Theatre or Video Game?
No need to choose between your favourite pastimes—now you can enjoy theatre and video games at the same time! Patrick Blenkarn and Milton Lim from Vancouver invite you to asses.masses, an epic gaming event in which the audience plays a herd of revolutionary donkeys. Combining a variety of styles and video game genres, this unique interactive experience raises questions about both theatre and democracy.

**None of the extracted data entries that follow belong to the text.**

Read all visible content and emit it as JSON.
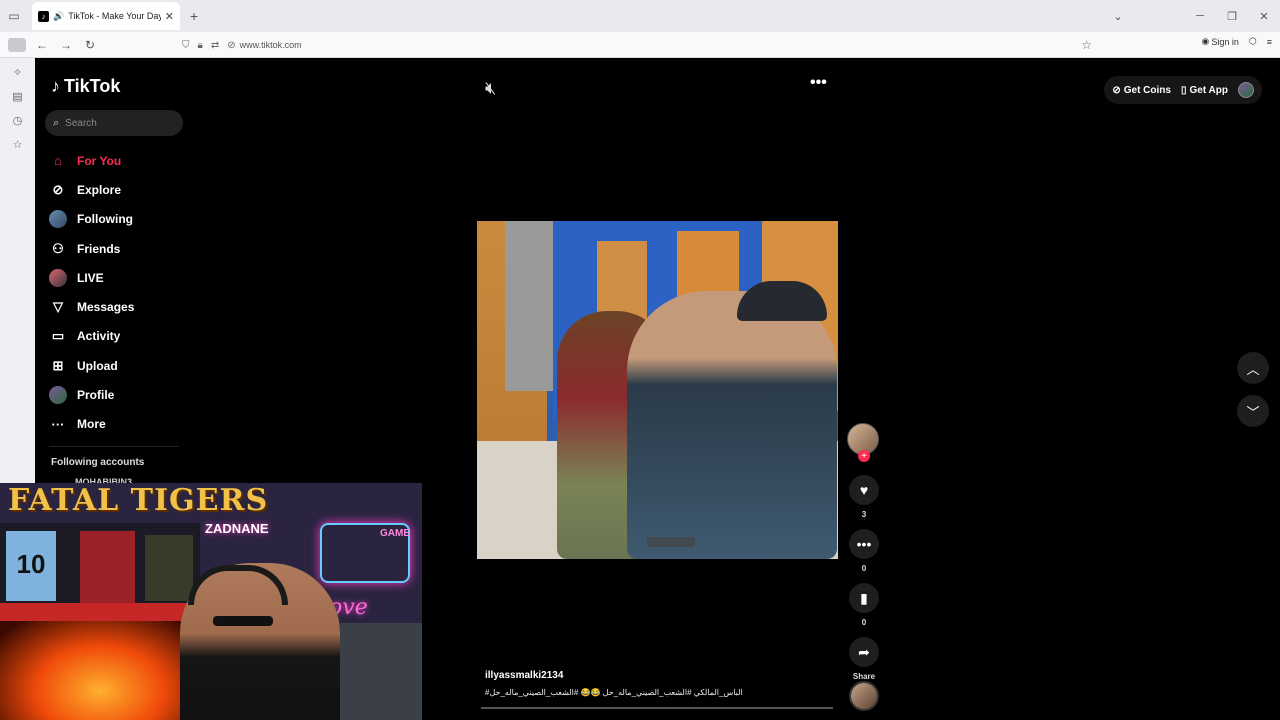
{
  "browser": {
    "tab_title": "TikTok - Make Your Day",
    "url": "www.tiktok.com",
    "sign_in": "Sign in"
  },
  "sidebar": {
    "logo": "TikTok",
    "search_placeholder": "Search",
    "items": [
      {
        "label": "For You",
        "icon": "home-icon"
      },
      {
        "label": "Explore",
        "icon": "compass-icon"
      },
      {
        "label": "Following",
        "icon": "avatar-icon"
      },
      {
        "label": "Friends",
        "icon": "friends-icon"
      },
      {
        "label": "LIVE",
        "icon": "live-icon"
      },
      {
        "label": "Messages",
        "icon": "send-icon"
      },
      {
        "label": "Activity",
        "icon": "activity-icon"
      },
      {
        "label": "Upload",
        "icon": "plus-square-icon"
      },
      {
        "label": "Profile",
        "icon": "profile-avatar-icon"
      },
      {
        "label": "More",
        "icon": "more-dots-icon"
      }
    ],
    "following_title": "Following accounts",
    "following_partial": "MOHABIBIN3"
  },
  "topbar": {
    "get_coins": "Get Coins",
    "get_app": "Get App"
  },
  "video": {
    "username": "illyassmalki2134",
    "hashtags": "#الباس_المالكي #الشعب_الصيني_ماله_حل 😂😂 #الشعب_الصيني_ماله_حل",
    "likes": "3",
    "comments": "0",
    "saves": "0",
    "share_label": "Share"
  },
  "webcam": {
    "banner": "FATAL TIGERS",
    "name_sign": "ZADNANE",
    "jersey_number": "10",
    "neon_text": "love",
    "game_text": "GAME"
  },
  "colors": {
    "accent": "#fe2c55",
    "background": "#000000"
  }
}
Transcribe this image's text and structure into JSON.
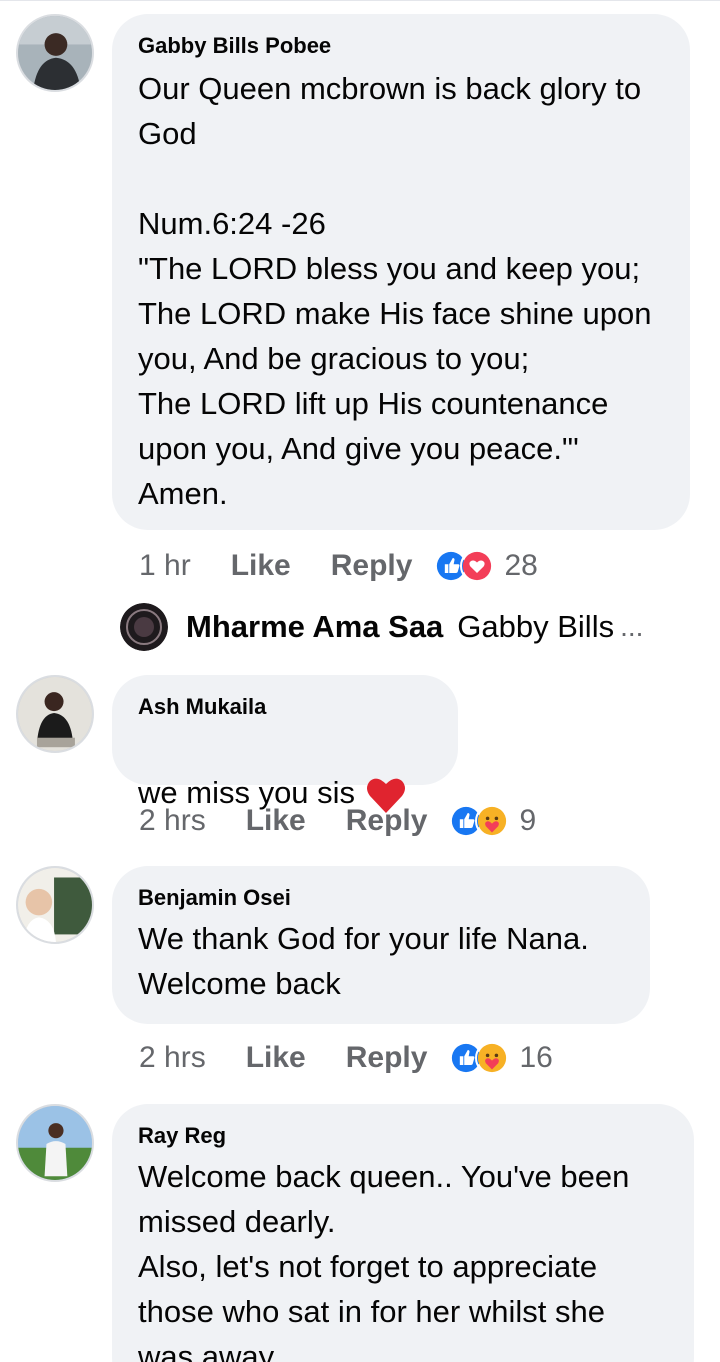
{
  "comments": [
    {
      "author": "Gabby Bills Pobee",
      "text": "Our Queen mcbrown is back glory to God\n\nNum.6:24 -26\n\"The LORD bless you and keep you;\nThe LORD make His face shine upon you, And be gracious to you;\nThe LORD lift up His countenance upon you, And give you peace.\"'\nAmen.",
      "time": "1 hr",
      "like_label": "Like",
      "reply_label": "Reply",
      "reactions": [
        "like-icon",
        "love-icon"
      ],
      "reaction_count": "28"
    },
    {
      "author": "Ash Mukaila",
      "text": "we miss you sis",
      "emoji": "red-heart-emoji",
      "time": "2 hrs",
      "like_label": "Like",
      "reply_label": "Reply",
      "reactions": [
        "like-icon",
        "care-icon"
      ],
      "reaction_count": "9"
    },
    {
      "author": "Benjamin Osei",
      "text": "We thank God for your life Nana.\nWelcome back",
      "time": "2 hrs",
      "like_label": "Like",
      "reply_label": "Reply",
      "reactions": [
        "like-icon",
        "care-icon"
      ],
      "reaction_count": "16"
    },
    {
      "author": "Ray Reg",
      "text": "Welcome back queen.. You've been missed dearly.\nAlso, let's not forget to appreciate those who sat in for her whilst she was away"
    }
  ],
  "reply_preview": {
    "name": "Mharme Ama Saa",
    "preview": "Gabby Bills",
    "ellipsis": "..."
  },
  "colors": {
    "bubble": "#f0f2f5",
    "meta_text": "#65676b",
    "like_blue": "#1877f2",
    "love_red": "#f33e58",
    "care_yellow": "#f7b125"
  }
}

The Multitudinous City: Two Free Outdoor Shows
Monumental and captivating, Multitud by Uruguayan artist Tamara Cubas is FTA 2024’s major free outdoor show, which will be performed downtown at the Place des Festivals in the Quartier des Spectacles. As night falls, this work will set in motion 75 citizens of all ages and backgrounds in an act of tremendous power and emotional impact. In contrast to this multitude of bodies, I am from Reykjavik is a more intimate but equally moving performance created through dialogue with the city. Britain’s Sonia Hughes will visit three different Montreal neighbourhoods to build a small house over seven hours: a living and welcoming sculpture, a ceremony and a demonstration at the same time.